09:32:10,209 INFO [ServerImpl] Release ID: JBoss [Morpheus] 5.0.0.GA (build: SVNTag=JBoss_5_0_0_GA date=200812041714)
09:32:10,209 INFO [ServerImpl] Bootstrap URL: null
09:32:10,209 INFO [ServerImpl] Home Dir: D:\jboss
09:32:10,209 INFO [ServerImpl] Home URL: file:/D:/jboss/
09:32:10,209 INFO [ServerImpl] Library URL: file:/D:/jboss/lib/
09:32:10,224 INFO [ServerImpl] Patch URL: null
09:32:10,224 INFO [ServerImpl] Common Base URL: file:/D:/jboss/common/
09:32:10,224 INFO [ServerImpl] Common Library URL: file:/D:/jboss/common/lib/
09:32:10,224 INFO [ServerImpl] Server Name: default
09:32:10,224 INFO [ServerImpl] Server Base Dir: D:\jboss\server
09:32:10,224 INFO [ServerImpl] Server Base URL: file:/D:/jboss/server/
09:32:10,224 INFO [ServerImpl] Server Config URL: file:/D:/jboss/server/default/conf/
09:32:10,224 INFO [ServerImpl] Server Home Dir: D:\jboss\server\default
...
...
09:33:15,348 INFO [BaseLocalProxyFactory] Bound EJB LocalHome 'opencrx_core_CRX_Gateway' to jndi 'local/opencrx_core_CRX_Gateway@3067796'
09:33:15,364 INFO [ProxyFactory] Bound EJB Home 'opencrx_core_CRX_Gateway' to jndi 'org.opencrx.core.CRX.Gateway'
09:33:15,380 INFO [EjbModule] Deploying opencrx_core_CRX_kernel_mandatory
09:33:15,395 WARN [EjbModule] EJB configured to bypass security. Please verify if this is intended. Bean=opencrx_core_CRX_kernel_mandatory
Deployment=vfszip:/D:/jboss/server/default/deploy/opencrx-core-CRX.ear/kernel.jar
09:33:15,473 INFO [BaseLocalProxyFactory] Bound EJB LocalHome 'opencrx_core_CRX_kernel_mandatory' to jndi
'org.opencrx.core.CRX.local.mandatory.kernel'
09:33:15,505 INFO [EjbModule] Deploying opencrx_core_CRX_security_mandatory
09:33:15,505 WARN [EjbModule] EJB configured to bypass security. Please verify if this is intended. Bean=opencrx_core_CRX_security_mandatory
Deployment=vfszip:/D:/jboss/server/default/deploy/opencrx-core-CRX.ear/security.jar
09:33:15,520 INFO [BaseLocalProxyFactory] Bound EJB LocalHome 'opencrx_core_CRX_security_mandatory' to jndi
'org.opencrx.core.CRX.local.mandatory.security'
09:33:15,552 INFO [Http11Protocol] Starting Coyote HTTP/1.1 on http-127.0.0.1-8080
09:33:15,583 INFO [AjpProtocol] Starting Coyote AJP/1.3 on ajp-127.0.0.1-8009
09:33:15,598 INFO [ServerImpl] JBoss (Microcontainer) [5.0.0.GA (build: SVNTag=JBoss_5_0_0_GA date=200812041714)] Started in 1m:5s:358ms

Now you are ready to continue with the openCRX QuickStart Guide.

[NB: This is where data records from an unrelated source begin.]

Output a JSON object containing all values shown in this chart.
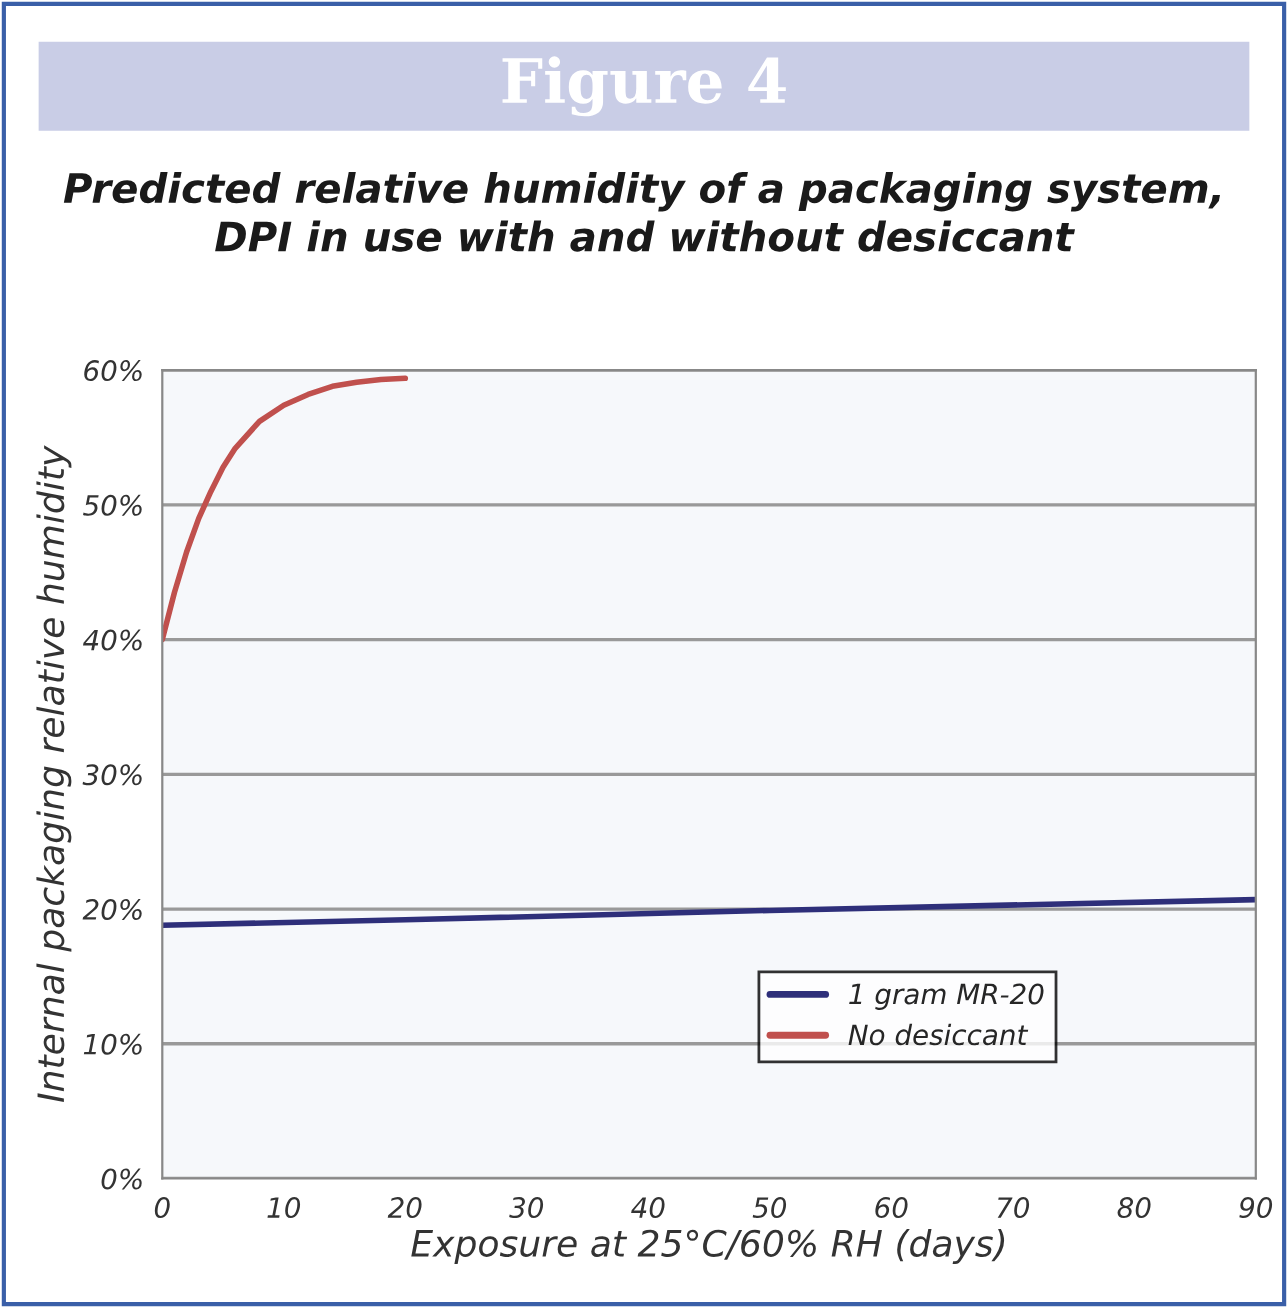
{
  "chart_data": {
    "type": "line",
    "title": "Figure 4",
    "subtitle": "Predicted relative humidity of a packaging system,\nDPI in use with and without desiccant",
    "xlabel": "Exposure at 25°C/60% RH (days)",
    "ylabel": "Internal packaging relative humidity",
    "series": [
      {
        "name": "1 gram MR-20",
        "color": "#2e2f7a",
        "x": [
          0,
          20,
          50,
          90
        ],
        "values": [
          18.8,
          19.2,
          19.9,
          20.7
        ]
      },
      {
        "name": "No desiccant",
        "color": "#c0504d",
        "x": [
          0,
          1,
          2,
          3,
          4,
          5,
          6,
          8,
          10,
          12,
          14,
          16,
          18,
          20
        ],
        "values": [
          40,
          43.5,
          46.5,
          49,
          51,
          52.8,
          54.2,
          56.2,
          57.4,
          58.2,
          58.8,
          59.1,
          59.3,
          59.4
        ]
      }
    ],
    "xlim": [
      0,
      90
    ],
    "xticks": [
      0,
      10,
      20,
      30,
      40,
      50,
      60,
      70,
      80,
      90
    ],
    "ylim": [
      0,
      60
    ],
    "yticks": [
      {
        "value": 0,
        "label": "0%"
      },
      {
        "value": 10,
        "label": "10%"
      },
      {
        "value": 20,
        "label": "20%"
      },
      {
        "value": 30,
        "label": "30%"
      },
      {
        "value": 40,
        "label": "40%"
      },
      {
        "value": 50,
        "label": "50%"
      },
      {
        "value": 60,
        "label": "60%"
      }
    ],
    "grid": "y",
    "legend": "bottom right",
    "marker": "none",
    "line_style": "solid"
  }
}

6 Additional JBoss Settings

6.1 Port Binding and Security

Newer versions of JBoss (4.2 and newer) bind to localhost only by default (it used to be global 0.0.0.0). You can get this same behavior by starting JBoss with -b 0.0.0.0.

If you look in the readme.html in your JBoss distribution there is a link with info on how to secure JBoss once you bind to 0.0.0.0. Alternatively, you can fiddle with the Tomcat options in the file server.xml.

7 Next Steps

Now that you have successfully deployed openCRX on your application server you can continue with the openCRX QuickStart guide.